Access Type

Open Access Dissertation

Date of Award

January 2020

Degree Type

Dissertation

Degree Name

Ph.D.

Department

Biomedical Engineering

First Advisor

Liying Zhang

Abstract

Traumatic brain injury (TBI) is caused by local tissue deformation at the time of trauma, leading to neurological dysfunction. In the United States alone, 2.87 million people sustain a TBI each year, of which one-fifth results in death. Traumatic axonal injury (TAI) is a well-recognized consequence of every fatal head injury and more than 85% of vehicular crash-related blunt head injuries. The most common and important pathologic feature of TBIs are multifocal changes to axons in the white matter produced by rapid head acceleration/deceleration during a traumatic event with consequent local shear/tension on neural tissue and axons contributing to secondary cellular injury. The Head Injury Criterion (HIC) is currently used by the US government for the evaluation and design of vehicular safety systems. HIC does not account for local tissue responses. Currently, the relationship between the local mechanical responses within the brain tissue and subsequent injury to this tissue are not well understood.

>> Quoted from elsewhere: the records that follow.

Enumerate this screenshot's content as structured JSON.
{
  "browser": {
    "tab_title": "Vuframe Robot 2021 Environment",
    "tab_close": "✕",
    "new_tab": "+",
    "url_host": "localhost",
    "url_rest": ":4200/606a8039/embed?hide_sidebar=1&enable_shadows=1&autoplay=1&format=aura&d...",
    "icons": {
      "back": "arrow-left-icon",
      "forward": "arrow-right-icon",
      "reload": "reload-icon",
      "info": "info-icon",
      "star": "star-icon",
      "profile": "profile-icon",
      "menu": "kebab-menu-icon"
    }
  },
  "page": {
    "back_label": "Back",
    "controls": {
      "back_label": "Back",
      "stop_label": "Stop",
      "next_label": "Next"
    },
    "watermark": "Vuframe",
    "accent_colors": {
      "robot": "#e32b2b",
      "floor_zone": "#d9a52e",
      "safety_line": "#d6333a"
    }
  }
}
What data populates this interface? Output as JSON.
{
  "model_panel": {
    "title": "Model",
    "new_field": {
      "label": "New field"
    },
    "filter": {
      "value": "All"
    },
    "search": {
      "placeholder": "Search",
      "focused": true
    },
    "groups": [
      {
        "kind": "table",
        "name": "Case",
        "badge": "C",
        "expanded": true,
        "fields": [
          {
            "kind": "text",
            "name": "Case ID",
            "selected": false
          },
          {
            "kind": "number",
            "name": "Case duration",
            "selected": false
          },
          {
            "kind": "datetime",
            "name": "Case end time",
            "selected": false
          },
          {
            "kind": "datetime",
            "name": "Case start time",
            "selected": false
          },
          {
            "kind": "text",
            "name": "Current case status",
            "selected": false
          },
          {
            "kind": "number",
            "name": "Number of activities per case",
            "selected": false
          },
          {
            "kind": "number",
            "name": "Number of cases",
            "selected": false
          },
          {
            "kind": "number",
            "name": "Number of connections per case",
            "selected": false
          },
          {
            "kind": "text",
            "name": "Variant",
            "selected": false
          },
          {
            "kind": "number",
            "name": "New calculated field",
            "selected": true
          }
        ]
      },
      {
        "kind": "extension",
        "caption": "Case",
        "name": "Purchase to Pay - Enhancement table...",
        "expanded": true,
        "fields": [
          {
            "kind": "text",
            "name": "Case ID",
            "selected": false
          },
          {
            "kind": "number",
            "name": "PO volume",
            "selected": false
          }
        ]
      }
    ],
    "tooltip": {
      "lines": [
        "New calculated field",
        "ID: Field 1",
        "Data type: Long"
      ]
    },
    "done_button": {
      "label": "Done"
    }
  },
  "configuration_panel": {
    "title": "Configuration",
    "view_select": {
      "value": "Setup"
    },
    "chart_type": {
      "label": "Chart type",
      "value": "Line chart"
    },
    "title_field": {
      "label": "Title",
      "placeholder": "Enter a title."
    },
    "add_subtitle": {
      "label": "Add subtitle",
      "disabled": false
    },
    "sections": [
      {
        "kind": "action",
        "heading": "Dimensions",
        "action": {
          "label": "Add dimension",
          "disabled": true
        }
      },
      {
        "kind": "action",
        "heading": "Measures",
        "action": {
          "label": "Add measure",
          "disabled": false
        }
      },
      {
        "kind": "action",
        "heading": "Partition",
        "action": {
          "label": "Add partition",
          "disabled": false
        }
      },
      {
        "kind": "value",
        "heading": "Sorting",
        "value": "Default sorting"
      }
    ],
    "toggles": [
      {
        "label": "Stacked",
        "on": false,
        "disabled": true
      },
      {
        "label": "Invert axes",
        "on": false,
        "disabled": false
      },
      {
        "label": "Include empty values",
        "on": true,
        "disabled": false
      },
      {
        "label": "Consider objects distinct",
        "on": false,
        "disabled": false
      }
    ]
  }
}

Finite element (FE) modeling of in vivo TBI is an effective approach to compute local mechanical response and correlate to the injury location and severity. To our best knowledge, none of the other FE rat models are capable of simulating in vivo closed head impact acceleration injury and predicting widespread TAI in the rat brain.

The goal of this research was to determine mechanical thresholds for white matter injury at the tissue level by correlating the local mechanical response (e.g. strain, stress) from an FE model with axonal pathology from in vivo experiments. An anatomically detailed FE rat head/brain model with a simplified body was developed, and FE simulations of in vivo experiments were performed.

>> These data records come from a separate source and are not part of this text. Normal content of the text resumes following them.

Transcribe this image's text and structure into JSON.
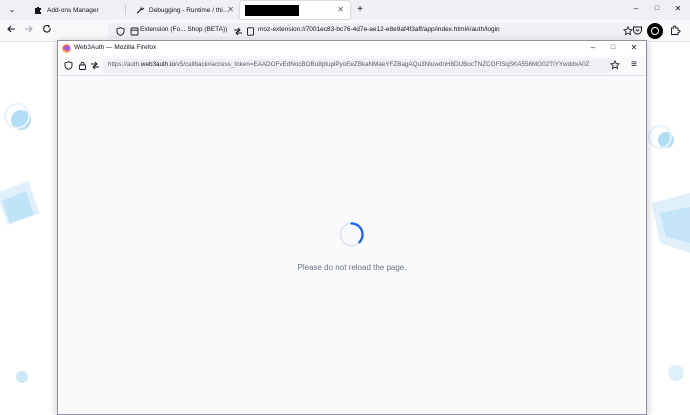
{
  "browser": {
    "tabs": [
      {
        "label": "Add-ons Manager",
        "icon": "puzzle-icon",
        "active": false
      },
      {
        "label": "Debugging - Runtime / this-fire",
        "icon": "wrench-icon",
        "active": false
      },
      {
        "label": "",
        "icon": "redacted-block",
        "active": true
      }
    ],
    "new_tab": "+",
    "window_controls": {
      "minimize": "–",
      "maximize": "□",
      "close": "✕"
    },
    "chevron": "⌄",
    "extension_name": "Extension (Fo... Shop (BETA))",
    "url": "moz-extension://7001ec83-bc76-4d7e-ae12-e8e9af4f3aff/app/index.html#/auth/login"
  },
  "popup": {
    "title": "Web3Auth — Mozilla Firefox",
    "url_prefix": "https://auth.",
    "url_domain": "web3auth.io",
    "url_rest": "/v5/callback#access_token=EAADOFvEdNocBOBo8ptupiPyoEeZBkaNMaeYFZBagAQu3NIuwdnH8DUBocTNZCGFtSqSKA556MG02TIYYwddxA0Z",
    "message": "Please do not reload the page.",
    "controls": {
      "minimize": "–",
      "maximize": "□",
      "close": "✕"
    },
    "menu": "≡"
  },
  "colors": {
    "spinner": "#1d66f0",
    "decor": "#b3ddf5"
  }
}
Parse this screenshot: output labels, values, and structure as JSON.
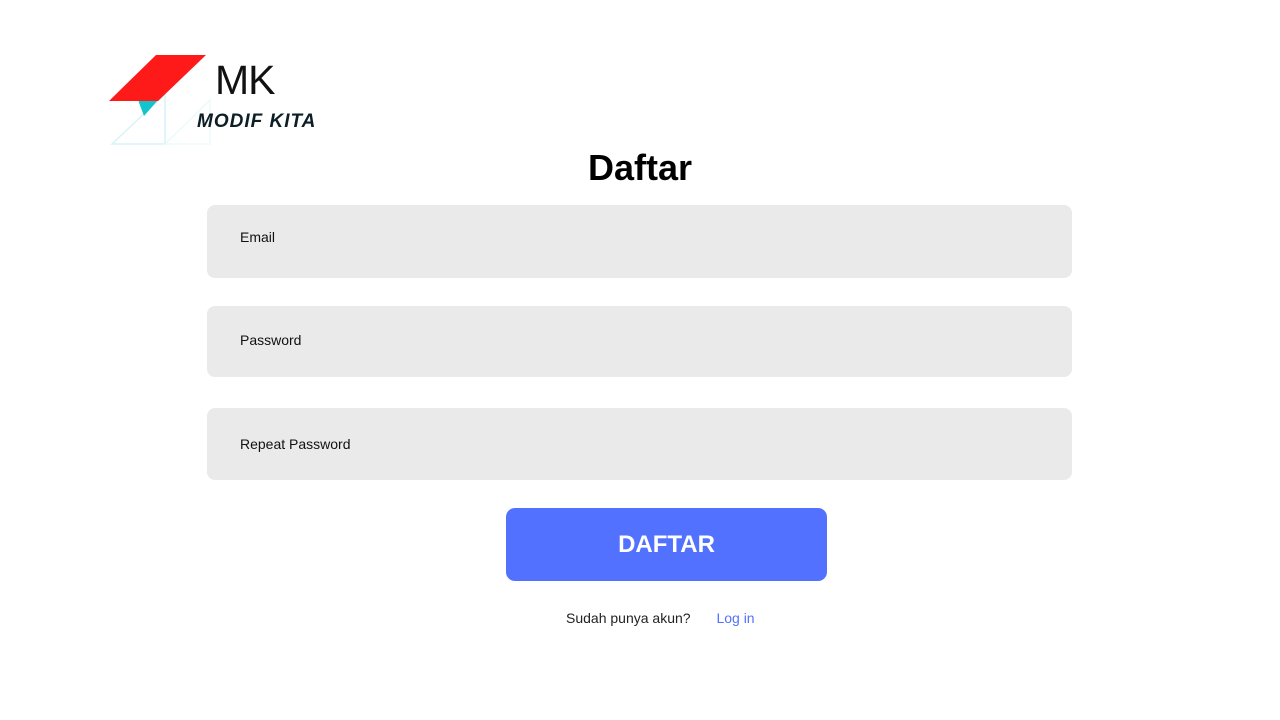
{
  "logo": {
    "mark": "MK",
    "name": "MODIF KITA",
    "colors": {
      "red": "#ff1a1a",
      "teal": "#12c4cc",
      "text": "#111111"
    }
  },
  "page_title": "Daftar",
  "form": {
    "email": {
      "placeholder": "Email",
      "value": ""
    },
    "password": {
      "placeholder": "Password",
      "value": ""
    },
    "repeat_password": {
      "placeholder": "Repeat Password",
      "value": ""
    },
    "submit_label": "DAFTAR"
  },
  "footer": {
    "question": "Sudah punya akun?",
    "login_link": "Log in"
  },
  "colors": {
    "accent": "#5271ff",
    "field_bg": "#eaeaea"
  }
}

The anatomically detailed rat head model consisted of over 724,000 elements, of which 301,000 were in the brain (200 x 200 x 200 micron). The white matter tissues with highly aligned axonal fibers were modeled with transversely isotropic materials to simulate impact direction-dependent injury in the brain. The rat head/body model was validated against in vivo rodent dynamic cortical deformation, brain-skull displacement, and head impact acceleration experimental data. A series of FE parametric studies were conducted to identify various biomechanical factors contributing to the variability of injury severity observed among experiments and across different labs.

The FE rat model simulated in vivo TAI in rat brains from closed-head impact acceleration experiments. The correlation of the local biomechanical parameter map with the severity and extent of axonal injury map at tissue levels was established. This improved our understanding of tissue-level injury mechanism for white matter injury. The tissue level thresholds for white matter injury was established by logistic regression analysis. The localized severe TAI in cerebral white matter (corpus callosum region) was best predicted by intracranial pressure (81 kPa) and maximum principal strain (0.26), while the white matter tracts in the brainstem (pyramidal tracts) were best predicted by localized maximum principal strain (0.18) response. The tissue level thresholds developed from this study can be directly translated to the FE human head model. This information will enhance the capability of the human head model in predicting brain injury.